We reach Ho-Chi-Minh city (previously know as Saigon) after a few hours sailing from Cambodia on the Mekong river. We stay some days in the Mekong delta and then arrive in the economic big city of South Vietnam.

The Mekong

From Cambodian border until Mekong Delta, we sail on the quiet river, which allows us to see the traditional life of Vietnamese farmers, working on growing wheat and rice in that wet region. Quite a long way to go however, but it is also the opportunity to see floating markets and taste typical food, fruits and vegetables sold by locals directly from their boats. Typical life! Biggest town there is Can-Tho and that’s where we spend the night before continuing our trip the day after.

Buzzing Ho-Chin-Minh city

The town is very lively (and noisy) as it is the paradise for scooters. We forecasted it but we must say we are astonished by the numbers of scooters in each street! So much traffic jams and a disturbing army of motorbikes everywhere bringing pollution and noise that you have to be prepared for!

The previous Saigon has changed dramatically these past few years. Indeed, unlike Hanoi who still has memories from its glorious past (notably the old quarter of the 36 streets, a few temples and museums…), here in  Ho-Chi-Minh city, it is like the government wants to erase any thing belonging to the history of the people, a poor and difficult one. Consumerism is now important, shopping malls everywhere and very congested traffic. A challenging mission will be to keep the city liveable in the next few years and we hope Vietnam will be able to do it!

After finding an hotel (at the last minute) in a tourist dynamic quarter (looks like a Airbnb), we can figure out the sleep doesn’t sleep at night time. Some bars are open very late, possible to have dinner whenever you want, very similar to Khao San Road in Bangkok. No doubt, we left the quite waters of the Mekong river for one of the most dynamic cities in the world, economic capital of a country with a speedy economic growth.

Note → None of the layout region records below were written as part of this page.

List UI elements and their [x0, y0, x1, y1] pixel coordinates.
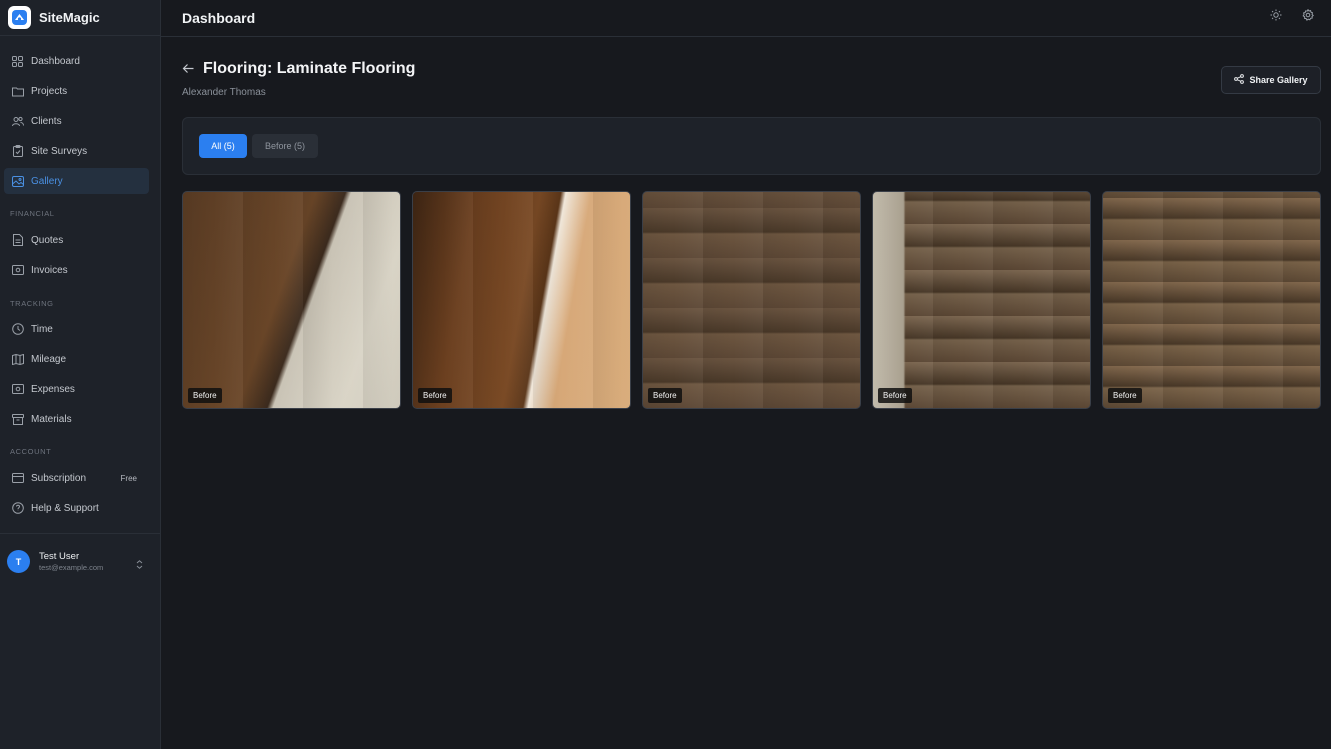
chevron-updown-icon: [136, 556, 143, 574]
header-title: Dashboard: [182, 10, 256, 26]
gallery-photo[interactable]: Before: [182, 191, 401, 409]
user-email: test@example.com: [39, 563, 104, 572]
user-info: Test User test@example.com: [39, 551, 103, 572]
sidebar-item-label: Clients: [31, 115, 62, 127]
brand[interactable]: SiteMagic: [0, 0, 160, 36]
gallery-photo[interactable]: Before: [642, 191, 861, 409]
tab-before[interactable]: Before (5): [252, 134, 318, 158]
user-menu[interactable]: T Test User test@example.com: [0, 533, 160, 589]
gear-icon: [1302, 8, 1314, 26]
photo-tag: Before: [418, 388, 452, 403]
file-icon: [11, 234, 24, 247]
sidebar-item-label: Materials: [31, 413, 72, 425]
app-name: SiteMagic: [39, 10, 100, 25]
sidebar-item-projects[interactable]: Projects: [4, 78, 149, 104]
sidebar-item-subscription[interactable]: Subscription Free: [4, 465, 149, 491]
arrow-left-icon: [182, 62, 195, 79]
sidebar-item-label: Mileage: [31, 353, 67, 365]
photo-texture: [413, 192, 630, 408]
user-name: Test User: [39, 551, 80, 562]
photo-tag: Before: [1108, 388, 1142, 403]
folder-icon: [11, 85, 24, 98]
box-icon: [11, 413, 24, 426]
sidebar-item-label: Dashboard: [31, 55, 80, 67]
photo-texture: [1103, 192, 1320, 408]
users-icon: [11, 115, 24, 128]
gallery-photo[interactable]: Before: [412, 191, 631, 409]
sidebar-item-label: Help & Support: [31, 502, 99, 514]
dashboard-icon: [11, 55, 24, 68]
gallery-photo[interactable]: Before: [872, 191, 1091, 409]
photo-tag: Before: [188, 388, 222, 403]
settings-button[interactable]: [1299, 8, 1317, 26]
plan-badge: Free: [120, 473, 137, 483]
section-label-financial: FINANCIAL: [10, 209, 55, 218]
photo-tag: Before: [878, 388, 912, 403]
filter-panel: All (5) Before (5): [182, 117, 1321, 175]
sidebar-item-label: Expenses: [31, 383, 75, 395]
client-name: Alexander Thomas: [182, 87, 266, 98]
back-button[interactable]: [182, 62, 195, 80]
sidebar-item-label: Quotes: [31, 234, 64, 246]
tab-all[interactable]: All (5): [199, 134, 247, 158]
section-label-account: ACCOUNT: [10, 447, 52, 456]
avatar: T: [7, 550, 30, 573]
sidebar-item-label: Gallery: [31, 175, 63, 187]
sidebar-item-expenses[interactable]: Expenses: [4, 376, 149, 402]
theme-toggle-button[interactable]: [1267, 8, 1285, 26]
sidebar-item-invoices[interactable]: Invoices: [4, 257, 149, 283]
sidebar-item-materials[interactable]: Materials: [4, 406, 149, 432]
invoice-icon: [11, 264, 24, 277]
page-title: Flooring: Laminate Flooring: [203, 60, 416, 77]
photo-texture: [643, 192, 860, 408]
sidebar-item-quotes[interactable]: Quotes: [4, 227, 149, 253]
photo-tag: Before: [648, 388, 682, 403]
clock-icon: [11, 323, 24, 336]
sun-icon: [1270, 8, 1282, 26]
card-icon: [11, 472, 24, 485]
top-header: Dashboard: [161, 0, 1331, 37]
map-icon: [11, 353, 24, 366]
gallery-photo[interactable]: Before: [1102, 191, 1321, 409]
sidebar-item-help[interactable]: Help & Support: [4, 495, 149, 521]
image-icon: [11, 175, 24, 188]
sidebar-item-label: Invoices: [31, 264, 68, 276]
sidebar-item-label: Time: [31, 323, 53, 335]
help-icon: [11, 502, 24, 515]
sidebar: SiteMagic Dashboard Projects Clients Sit…: [0, 0, 161, 749]
sidebar-item-gallery[interactable]: Gallery: [4, 168, 149, 194]
sidebar-item-site-surveys[interactable]: Site Surveys: [4, 138, 149, 164]
sidebar-item-dashboard[interactable]: Dashboard: [4, 48, 149, 74]
share-icon: [1234, 74, 1249, 86]
sidebar-item-label: Projects: [31, 85, 68, 97]
sidebar-item-label: Site Surveys: [31, 145, 88, 157]
share-gallery-label: Share Gallery: [1249, 75, 1308, 85]
cash-icon: [11, 383, 24, 396]
share-gallery-button[interactable]: Share Gallery: [1221, 66, 1321, 94]
sidebar-item-clients[interactable]: Clients: [4, 108, 149, 134]
photo-texture: [183, 192, 400, 408]
section-label-tracking: TRACKING: [10, 299, 54, 308]
photo-texture: [873, 192, 1090, 408]
sidebar-item-mileage[interactable]: Mileage: [4, 346, 149, 372]
clipboard-icon: [11, 145, 24, 158]
sidebar-item-time[interactable]: Time: [4, 316, 149, 342]
logo-icon: [8, 6, 31, 29]
sidebar-item-label: Subscription: [31, 472, 87, 484]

The day after, we go to the War Museum. This one is one of the most famous and recognizable in town as it gathers photos, videos and old tanks and planes from the Vietnam war with the USA. The huge museum is obviously a big propaganda against USA and favorable to Vietnam, however we have to underline the educational purpose of the museum highlighting all the horrible events that happened during this dark period, with chemical weapons, bombs and the deadly consequences on the local population. Old planes and tanks are very well conserved and the testimonies you can see at the walls are frightening.

Countryside around Ho-Chi-Minh city

We benefit from some days off before heading off to Hanoi in order to explore the surroundings. Notably a very nice day trip to Cu-Chi tunnels, very informative despite the fact we usually don’t like organized tours as we love to be independent. Similar to the War Museum, Cu-Chi tunnels tell more about the way Vietcongs were living during the war against the USA. They dig hundred of kilometres of tunnels to create a real underground network to better resist to bombs and other US military powers. Nowadays tourists can still visit some of them where you have to do lot of efforts, and bend on your knees to slowly move in these very small tunnels. It is easy to realize how extreme and difficult the conditions and ya of living were for the locals for years and years. This resisting spirit still seem to be present in Vietnamese minds again today and they are very proud of this past and their ability of never give up, whatever the problems are. Today, with the neighbour China becoming bigger and bigger and with claims on territorial waters, this spirit may be useful in a near future…

We continue our trip further North! We didn’t go to central Vietnam, around Hoi-An and Hue due to lack of time, but we chose to go directly to the capital, Hanoi.